Répétons encore que la multiplication des divorces et la multiplication des refus par les mères de "présenter" les enfants à leur père posait ouvertement problème, et certains tribunaux commençaient à y être attentif, tout comme à présent encore.
Du côté du M.C.P., nous disions qu'il fallait repenser totalement les divorces et que le fonctionnement judiciaire n'y était pas du tout adapté. Il fallait sortir du cadre "monoparental" des habitudes judiciaires qui d'ailleurs n'était que la persistance du concept de "chef de famille" ayant changé de sexe ! La loi de 1975 sur le divorce était complètement inadaptée, vu qu'elle indiquait confier la "garde" de l'enfant à l'un seul des deux parents, ce qui attribuait ainsi aussi l'exercice de l'autorité parentale, confirmant le vieux principe de confier l'enfant à un seul des deux parents dans la plus pure tradition de l'ancien article 302 du code civil sur le divorce pour faute en vigueur depuis 1884… La loi sur l'autorité parentale du 4 juin 1970 n'était pas plus adaptée puisque, essayant d'éliminer la notion de chef de famille dans le mariage, elle maintenait la mono-responsabilité parentale dans le divorce et les couples de parents non mariés (unis ou séparés) alors que justement on assistait à une augmentation sans précédant du nombre de démariage et de personnes vivant hors mariage.


p. 4.Nos associations de pères revendiquaient l'égalité de droit entre père et mère, et les institutions nous répondaient que ce n'était pas possible, vu que les parents se séparaient et qu'ils étaient en conflit. Sic. Nous répondions médiation familiale, mais peu dans le monde judiciaire y croyait. Là où nous disions co-parentalité, égalité de droit et négociation, on nous répondait échec du couple, conflit des parents et nécessité de désigner un seul parent responsable, mais encore on nous disait que seul les juges pouvaient décider avec pouvoir, savoir et autorité…

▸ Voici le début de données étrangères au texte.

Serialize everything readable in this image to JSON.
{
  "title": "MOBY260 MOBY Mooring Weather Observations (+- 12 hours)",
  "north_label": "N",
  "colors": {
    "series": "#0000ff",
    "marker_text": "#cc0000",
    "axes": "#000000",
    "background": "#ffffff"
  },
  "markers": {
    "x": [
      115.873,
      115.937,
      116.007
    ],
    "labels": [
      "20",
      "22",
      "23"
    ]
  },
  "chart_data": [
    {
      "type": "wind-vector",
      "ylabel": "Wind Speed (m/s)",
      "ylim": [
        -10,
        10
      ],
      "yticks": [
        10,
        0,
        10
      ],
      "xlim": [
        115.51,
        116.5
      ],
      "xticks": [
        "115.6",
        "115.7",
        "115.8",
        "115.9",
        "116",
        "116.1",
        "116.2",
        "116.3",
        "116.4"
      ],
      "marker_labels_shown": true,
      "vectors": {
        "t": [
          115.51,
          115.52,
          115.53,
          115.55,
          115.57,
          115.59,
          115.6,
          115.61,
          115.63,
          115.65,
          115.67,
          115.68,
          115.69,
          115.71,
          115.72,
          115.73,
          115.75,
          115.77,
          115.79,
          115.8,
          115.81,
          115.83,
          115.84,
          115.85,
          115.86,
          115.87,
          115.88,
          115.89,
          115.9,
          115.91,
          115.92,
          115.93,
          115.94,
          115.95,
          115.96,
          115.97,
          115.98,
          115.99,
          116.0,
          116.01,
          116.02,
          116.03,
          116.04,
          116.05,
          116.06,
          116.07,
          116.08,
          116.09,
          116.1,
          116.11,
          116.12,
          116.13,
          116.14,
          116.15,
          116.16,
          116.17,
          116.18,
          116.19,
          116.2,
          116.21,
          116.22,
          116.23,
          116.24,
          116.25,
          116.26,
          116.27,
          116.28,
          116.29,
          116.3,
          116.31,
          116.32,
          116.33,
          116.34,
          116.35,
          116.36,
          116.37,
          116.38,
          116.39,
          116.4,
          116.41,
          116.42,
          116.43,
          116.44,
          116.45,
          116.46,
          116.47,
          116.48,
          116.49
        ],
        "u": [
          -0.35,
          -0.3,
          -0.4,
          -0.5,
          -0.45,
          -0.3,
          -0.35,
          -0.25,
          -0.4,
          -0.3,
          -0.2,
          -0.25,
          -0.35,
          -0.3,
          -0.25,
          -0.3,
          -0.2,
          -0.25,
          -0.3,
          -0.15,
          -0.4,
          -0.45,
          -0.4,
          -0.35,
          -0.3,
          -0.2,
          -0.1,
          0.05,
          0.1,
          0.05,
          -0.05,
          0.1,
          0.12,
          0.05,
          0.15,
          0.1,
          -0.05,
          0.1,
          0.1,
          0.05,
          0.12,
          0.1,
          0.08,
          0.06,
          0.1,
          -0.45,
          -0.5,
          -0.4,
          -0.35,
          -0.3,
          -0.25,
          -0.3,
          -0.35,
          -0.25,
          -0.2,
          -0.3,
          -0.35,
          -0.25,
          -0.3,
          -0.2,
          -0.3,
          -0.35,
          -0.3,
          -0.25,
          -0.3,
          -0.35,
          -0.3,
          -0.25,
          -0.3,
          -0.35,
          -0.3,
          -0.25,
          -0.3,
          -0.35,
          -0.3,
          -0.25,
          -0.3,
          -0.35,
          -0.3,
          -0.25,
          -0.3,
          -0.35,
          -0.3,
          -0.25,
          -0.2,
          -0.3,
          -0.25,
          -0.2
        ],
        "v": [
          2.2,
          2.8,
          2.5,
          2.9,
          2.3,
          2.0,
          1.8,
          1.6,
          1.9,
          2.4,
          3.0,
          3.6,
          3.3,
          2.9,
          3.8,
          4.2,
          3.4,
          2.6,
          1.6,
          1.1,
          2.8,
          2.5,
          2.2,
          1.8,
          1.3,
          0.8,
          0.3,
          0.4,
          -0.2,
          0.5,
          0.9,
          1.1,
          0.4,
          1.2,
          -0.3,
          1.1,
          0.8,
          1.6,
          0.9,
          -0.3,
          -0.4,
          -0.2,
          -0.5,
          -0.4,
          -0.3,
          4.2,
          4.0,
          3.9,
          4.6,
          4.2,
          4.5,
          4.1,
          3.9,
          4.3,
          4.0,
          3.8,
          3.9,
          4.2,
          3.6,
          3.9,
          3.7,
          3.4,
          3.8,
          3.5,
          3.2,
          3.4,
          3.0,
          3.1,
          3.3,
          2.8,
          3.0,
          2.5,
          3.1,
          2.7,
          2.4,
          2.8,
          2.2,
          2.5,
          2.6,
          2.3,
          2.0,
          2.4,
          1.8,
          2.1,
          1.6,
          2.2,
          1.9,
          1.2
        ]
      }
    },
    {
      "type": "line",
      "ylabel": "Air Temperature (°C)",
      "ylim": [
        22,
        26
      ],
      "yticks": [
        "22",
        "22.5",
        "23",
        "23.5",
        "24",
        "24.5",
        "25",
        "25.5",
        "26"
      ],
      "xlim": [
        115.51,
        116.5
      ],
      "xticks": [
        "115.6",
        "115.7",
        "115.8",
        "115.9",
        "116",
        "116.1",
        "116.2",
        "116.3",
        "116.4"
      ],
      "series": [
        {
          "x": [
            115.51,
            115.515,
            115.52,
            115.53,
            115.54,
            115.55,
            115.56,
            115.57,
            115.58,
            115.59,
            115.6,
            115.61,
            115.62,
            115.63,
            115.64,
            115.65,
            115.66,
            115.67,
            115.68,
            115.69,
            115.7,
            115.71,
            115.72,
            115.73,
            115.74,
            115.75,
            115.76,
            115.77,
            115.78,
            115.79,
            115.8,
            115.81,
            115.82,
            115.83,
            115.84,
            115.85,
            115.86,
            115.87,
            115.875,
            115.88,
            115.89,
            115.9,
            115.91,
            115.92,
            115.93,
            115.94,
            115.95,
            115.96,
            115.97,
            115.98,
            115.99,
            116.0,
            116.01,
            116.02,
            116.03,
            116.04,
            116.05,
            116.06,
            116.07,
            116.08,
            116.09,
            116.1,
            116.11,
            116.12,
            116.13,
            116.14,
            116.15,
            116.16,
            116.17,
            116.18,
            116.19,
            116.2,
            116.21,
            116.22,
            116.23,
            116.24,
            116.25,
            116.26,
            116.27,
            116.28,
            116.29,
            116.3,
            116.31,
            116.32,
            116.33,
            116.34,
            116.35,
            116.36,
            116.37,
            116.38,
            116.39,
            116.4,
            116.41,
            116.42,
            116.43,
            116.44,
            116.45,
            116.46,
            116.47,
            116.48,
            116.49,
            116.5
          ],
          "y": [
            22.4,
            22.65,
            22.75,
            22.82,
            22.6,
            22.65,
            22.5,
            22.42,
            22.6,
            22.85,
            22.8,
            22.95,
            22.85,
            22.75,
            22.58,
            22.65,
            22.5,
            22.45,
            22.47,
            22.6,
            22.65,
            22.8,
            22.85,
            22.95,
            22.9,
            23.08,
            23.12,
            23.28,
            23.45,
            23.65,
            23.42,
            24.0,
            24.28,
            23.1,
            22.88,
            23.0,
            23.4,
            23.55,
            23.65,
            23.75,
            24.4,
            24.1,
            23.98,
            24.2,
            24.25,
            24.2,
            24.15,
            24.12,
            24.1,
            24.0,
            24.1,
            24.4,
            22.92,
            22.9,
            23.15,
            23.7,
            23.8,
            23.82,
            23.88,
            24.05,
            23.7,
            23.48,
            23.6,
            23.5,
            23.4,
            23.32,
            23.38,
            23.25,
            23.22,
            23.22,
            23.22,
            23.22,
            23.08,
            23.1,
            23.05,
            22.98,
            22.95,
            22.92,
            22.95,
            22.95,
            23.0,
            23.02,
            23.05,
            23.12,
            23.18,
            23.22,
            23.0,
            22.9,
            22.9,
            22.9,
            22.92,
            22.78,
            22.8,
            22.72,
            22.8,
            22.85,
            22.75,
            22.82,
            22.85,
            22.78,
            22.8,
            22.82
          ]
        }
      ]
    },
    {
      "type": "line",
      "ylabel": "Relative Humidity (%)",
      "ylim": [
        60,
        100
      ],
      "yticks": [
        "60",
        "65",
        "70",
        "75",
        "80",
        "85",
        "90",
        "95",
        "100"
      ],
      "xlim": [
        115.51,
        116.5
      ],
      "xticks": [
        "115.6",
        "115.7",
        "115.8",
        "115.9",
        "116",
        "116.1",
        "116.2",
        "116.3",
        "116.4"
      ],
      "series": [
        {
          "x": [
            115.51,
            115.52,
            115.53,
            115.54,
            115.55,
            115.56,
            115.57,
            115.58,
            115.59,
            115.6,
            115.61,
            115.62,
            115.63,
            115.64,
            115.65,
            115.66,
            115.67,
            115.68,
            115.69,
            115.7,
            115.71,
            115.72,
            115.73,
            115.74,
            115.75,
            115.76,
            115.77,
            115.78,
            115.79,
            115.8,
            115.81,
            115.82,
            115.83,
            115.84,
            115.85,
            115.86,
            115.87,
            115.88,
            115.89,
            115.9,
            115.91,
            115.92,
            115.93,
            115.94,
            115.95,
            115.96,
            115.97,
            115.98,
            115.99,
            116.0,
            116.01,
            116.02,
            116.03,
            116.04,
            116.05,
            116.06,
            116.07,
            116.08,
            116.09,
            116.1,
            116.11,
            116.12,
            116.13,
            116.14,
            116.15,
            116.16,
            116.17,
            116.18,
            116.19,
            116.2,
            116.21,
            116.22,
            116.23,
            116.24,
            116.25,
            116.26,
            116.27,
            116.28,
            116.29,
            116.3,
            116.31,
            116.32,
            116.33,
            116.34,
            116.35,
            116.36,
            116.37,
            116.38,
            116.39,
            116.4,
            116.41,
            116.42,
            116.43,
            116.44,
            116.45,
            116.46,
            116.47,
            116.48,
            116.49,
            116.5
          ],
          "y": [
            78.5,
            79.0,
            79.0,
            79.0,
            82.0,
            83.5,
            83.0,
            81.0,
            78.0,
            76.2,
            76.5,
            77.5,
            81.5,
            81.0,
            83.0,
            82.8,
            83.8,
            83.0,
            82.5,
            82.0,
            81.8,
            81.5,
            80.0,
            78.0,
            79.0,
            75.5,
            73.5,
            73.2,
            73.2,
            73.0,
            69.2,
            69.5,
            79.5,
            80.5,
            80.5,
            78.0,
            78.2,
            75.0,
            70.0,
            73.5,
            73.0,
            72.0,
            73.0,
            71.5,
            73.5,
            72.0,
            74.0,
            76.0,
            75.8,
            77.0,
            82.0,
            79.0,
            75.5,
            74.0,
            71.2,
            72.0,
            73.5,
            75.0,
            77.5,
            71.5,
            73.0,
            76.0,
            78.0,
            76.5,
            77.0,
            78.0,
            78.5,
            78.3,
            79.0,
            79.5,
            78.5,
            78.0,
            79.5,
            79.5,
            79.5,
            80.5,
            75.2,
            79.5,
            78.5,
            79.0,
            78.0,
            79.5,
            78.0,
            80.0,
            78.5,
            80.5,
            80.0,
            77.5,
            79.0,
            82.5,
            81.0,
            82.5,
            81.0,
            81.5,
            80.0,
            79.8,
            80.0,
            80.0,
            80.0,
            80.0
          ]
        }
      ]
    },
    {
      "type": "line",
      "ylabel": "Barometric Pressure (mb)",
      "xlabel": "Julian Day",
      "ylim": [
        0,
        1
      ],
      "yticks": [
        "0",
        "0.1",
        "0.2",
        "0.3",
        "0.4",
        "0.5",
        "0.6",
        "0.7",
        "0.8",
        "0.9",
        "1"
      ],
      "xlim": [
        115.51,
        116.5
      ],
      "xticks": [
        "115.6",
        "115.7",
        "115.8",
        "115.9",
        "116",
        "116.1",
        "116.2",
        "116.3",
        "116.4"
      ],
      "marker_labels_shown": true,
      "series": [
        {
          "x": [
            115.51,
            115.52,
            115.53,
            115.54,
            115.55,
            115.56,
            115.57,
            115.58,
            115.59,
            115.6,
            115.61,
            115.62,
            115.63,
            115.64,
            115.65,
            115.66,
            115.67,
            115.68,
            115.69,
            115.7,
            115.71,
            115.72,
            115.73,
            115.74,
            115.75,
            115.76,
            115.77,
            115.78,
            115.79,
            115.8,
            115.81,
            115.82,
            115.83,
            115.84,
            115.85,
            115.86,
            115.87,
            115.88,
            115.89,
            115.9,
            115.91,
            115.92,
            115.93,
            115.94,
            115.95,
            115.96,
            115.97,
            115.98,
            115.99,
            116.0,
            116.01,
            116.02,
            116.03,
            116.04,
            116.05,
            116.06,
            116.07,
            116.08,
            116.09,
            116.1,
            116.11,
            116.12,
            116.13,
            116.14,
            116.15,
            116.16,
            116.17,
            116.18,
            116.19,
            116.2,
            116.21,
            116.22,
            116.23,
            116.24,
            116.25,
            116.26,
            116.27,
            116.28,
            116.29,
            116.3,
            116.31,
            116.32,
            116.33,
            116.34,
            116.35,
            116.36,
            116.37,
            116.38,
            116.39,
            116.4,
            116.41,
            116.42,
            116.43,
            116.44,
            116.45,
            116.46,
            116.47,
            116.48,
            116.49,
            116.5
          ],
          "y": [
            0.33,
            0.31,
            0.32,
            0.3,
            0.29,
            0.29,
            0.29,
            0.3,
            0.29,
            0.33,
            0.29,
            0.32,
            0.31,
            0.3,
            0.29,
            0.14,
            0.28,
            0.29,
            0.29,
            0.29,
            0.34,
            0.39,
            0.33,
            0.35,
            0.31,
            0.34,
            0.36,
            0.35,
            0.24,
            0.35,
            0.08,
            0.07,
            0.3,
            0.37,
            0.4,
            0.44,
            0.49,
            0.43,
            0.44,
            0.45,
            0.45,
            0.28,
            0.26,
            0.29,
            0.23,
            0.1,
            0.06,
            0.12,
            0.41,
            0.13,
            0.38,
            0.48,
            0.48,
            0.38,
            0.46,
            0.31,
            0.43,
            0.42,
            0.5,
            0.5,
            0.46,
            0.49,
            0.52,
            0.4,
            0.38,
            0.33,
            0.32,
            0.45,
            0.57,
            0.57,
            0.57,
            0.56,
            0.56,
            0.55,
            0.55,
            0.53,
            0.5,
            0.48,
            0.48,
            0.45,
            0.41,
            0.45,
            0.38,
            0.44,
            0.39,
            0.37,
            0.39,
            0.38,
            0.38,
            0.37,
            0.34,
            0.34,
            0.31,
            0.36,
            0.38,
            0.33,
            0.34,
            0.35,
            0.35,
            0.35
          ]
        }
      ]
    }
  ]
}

Les lois du 22 juillet 1987 et du 8 janvier 1993 sont tout de même venues à notre demande légaliser le principe de l'exercice en commun de l'autorité parentale puis le généraliser, ou presque. La très récente loi du 4 mars 2002 est encore plus claire sur cette question d'égalité de droit avec la suppression de la "résidence habituelle". Cependant même cette dernière loi ne donne pas aux parents des garanties de droit quant à l'égalité de droit, quant à la co-parentalité, ou tout au moins quant à la parité dans les familles.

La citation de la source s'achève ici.